Jadi (lagi), kalau sekarang ada gonjang-ganjing PKS akan ditendang dari koalisi, dikatain munafik, atau terancam menterinya dipecat, itu tidak masalah bagi PKS. Yang paling penting sekarang adalah PKS menyuarakan keberatan rakyat akan naiknya harga BBM. Bila itu dianggap menyalahi aturan koalisi, dan harus siap-siap out dari koalisi, saya pikir itu tidak akan jadi masalah buat PKS. Kader-kader mereka di bawah itu tidak takut oleh kehilangan harta atau jabatan (sebagaimana tersebut dalam Al-Qur'an surat Al-Baqarah), tetapi mereka lebih takut akan ancaman siksa kubur dan neraka dari Allah SWT bila tidak amanah mewakili suara rakyat.

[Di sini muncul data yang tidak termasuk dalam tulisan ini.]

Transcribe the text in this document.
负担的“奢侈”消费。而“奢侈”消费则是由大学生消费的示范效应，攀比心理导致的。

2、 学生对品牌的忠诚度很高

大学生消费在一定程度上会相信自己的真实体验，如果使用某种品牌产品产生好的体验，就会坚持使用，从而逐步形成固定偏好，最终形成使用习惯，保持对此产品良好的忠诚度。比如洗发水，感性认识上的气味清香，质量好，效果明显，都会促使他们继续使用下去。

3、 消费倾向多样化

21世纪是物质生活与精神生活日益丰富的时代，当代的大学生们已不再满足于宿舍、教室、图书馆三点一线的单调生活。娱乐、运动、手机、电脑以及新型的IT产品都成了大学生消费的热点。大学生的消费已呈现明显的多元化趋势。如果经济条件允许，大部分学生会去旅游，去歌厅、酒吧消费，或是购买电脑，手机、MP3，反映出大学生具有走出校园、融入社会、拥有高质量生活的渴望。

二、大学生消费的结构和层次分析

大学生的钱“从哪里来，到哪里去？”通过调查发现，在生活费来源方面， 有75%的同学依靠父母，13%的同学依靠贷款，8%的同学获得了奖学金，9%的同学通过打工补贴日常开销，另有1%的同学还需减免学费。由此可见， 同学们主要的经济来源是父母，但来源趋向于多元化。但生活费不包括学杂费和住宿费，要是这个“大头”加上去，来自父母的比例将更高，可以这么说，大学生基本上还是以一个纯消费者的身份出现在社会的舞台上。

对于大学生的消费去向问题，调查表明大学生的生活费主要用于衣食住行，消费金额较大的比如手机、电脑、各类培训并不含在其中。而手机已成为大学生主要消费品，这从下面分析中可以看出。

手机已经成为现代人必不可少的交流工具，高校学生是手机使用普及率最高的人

Jadi (lagi-lagi), berada di dalam atau di luar koalisi, bagi PKS tidak masalah: mereka tetap bisa berdakwah di mana saja dan kapan saja, tidak terikat oleh jabatan. Hanya saja, mungkin cukup disayangkan bahwa mereka akan kehilangan lahan dakwah besar di pemerintahan utama. Tapi, sekali lagi, saya rasa itu bukan masalah bagi mereka.
Saya bukan kader PKS. Seseorang bisa dicari tahu apakah ia kader atau bukan dari kelompok ngaji (namanya: halaqoh) yang wajib diikuti oleh semua kader setiap minggu. Dan saya tak pernah menghadiri kegiatan itu. Saya hanyalah warga biasa yang sehari-harinya bergaul dengan kader-kader PKS di bawah. Tak jarang pertanyaan-pertanyaan kritis saya lontarkan, dan jawaban mereka adalah apa yang saya tulis di atas.
Mudah-mudahan tulisan ini bisa menjadi penyeimbang berita-berita di media, karena saya ingin rakyat Indonesia seluruhnya berpikir dari both sides of the story, bukan hanya satu sisi.
Wassalamu'alaikum, dan Salam Satu Jiwa!